Pernikahan merupakan cara paling efektif untuk menyebarkan agama Islam, karenanya Islam mulai tersebar di penjuru Nusantara. Mulailah mereka membangun sebuah mushala sebagai tempat ibadah dan tempat untuk mengajarkan agama Islam. Islam mudah diterima oleh para penduduk pribumi karena syarat masuk Islam mudah. Islam mengajarkan sopan santun, tolong menolong, dan banyak faktor lain yang membuat penduduk pribumi tertarik untuk masuk Islam. Setelah Islam berkembang, mulailah berdatangan para ulama yang khusus menyebarkan agama Islam di Nusantara. Merekalah yang menyebarkan agama Islam di kalangan pribumi saat itu. Walaupun saat itu masyarakat memiliki kepercayaan nenek moyang terdahulu yang masih sangat kuat dianut oleh para petinggi kerajaan.

Para ulama berinisiatif untuk menyebarkan agama Islam ke dalam tubuh kerajaan.
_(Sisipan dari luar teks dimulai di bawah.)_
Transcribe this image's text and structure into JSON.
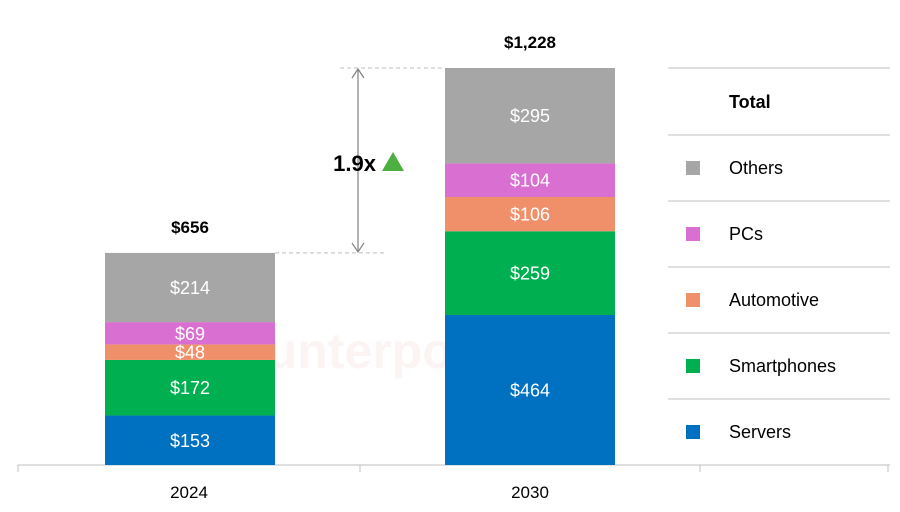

Jika raja menganut agama Islam, maka masyarakat turut memeluk agama Islam. Pengaruh raja sangatlah kuat bagi masyarakat, apa yang diperintahkan oleh raja wajib dilakukan oleh masyarakat. Sehingga para ulama menyebarkan agama Islam bertahap mulai dari mengajarkan putra raja tentang agama Islam, dan Islam berkembang pesat pasca raja memeluk Islam diikuti rakyatnya.

Di antara para ulama ini muncullah istilah Wali Songo yaitu mereka para wali yang menyebarkan Islam di Nusantara dan terdiri dari sembilan orang. Jika salah satu dari mereka meninggal dunia maka digantikan dengan keturunannya. Para ulama wali songo awalnya merupakan utusan dari kekhalifahan Turki Utsmani. Para wali tersebut menyebarkan Islam dari pesisir pantai hingga ke pelosok Nusantara.

Para wali yang berjumlah sembilan orang ini terkenal di kalangan masyarakat, mereka yaitu Sunan Ampel (Raden Rahmat), Sunan Giri (Raden Paku atau Ainul Yaqin), Sunan Bonang (Raden Makdum Ibrahim), Sunan Kalijaga (Raden Sahid), Sunan Gunung Jati (Syarif Hidayatullah), Sunan Drajat (Raden Qosim), Sunan Kudus (Ja’far Shadiq), Sunan Muria (Raden Umar Said), dan Sunan Gresik (Maulana malik Ibrohim).

Para wali ini memiliki cara masing-masing dalam menyebarkan agama Islam di kalangan masyarakat dan dilestarikan hingga kini oleh masyarakat Nusantara. Di antara metode penyebaran yang dilakukan oleh wali songo yaitu:

Sunan kalijaga menyebarkan agama Islam tanpa menghilangkan adat kebudayaan masyarakat saat itu. Sunan Kalijaga menyebarkan agama Islam melalui wayang dan syair. Wayang merupakan adat masyarakat Nusantara yang digunakan untuk menghibur dan menceritakan kisah-kisah terdahulu kepada masyarakat. Sunan Kalijaga menggunakan wayang sebagai salah satu metode dakwahnya, dalam pertunjukan wayang terdahulu berisi cerita Hindu-Buddha, dan Sunan Kalijaga mengubahnya menjadi cerita bernapaskan Islam. Hal ini sangat disukai oleh masyarakat tanpa menyadari bahwa hal itu adalah dakwah Islam.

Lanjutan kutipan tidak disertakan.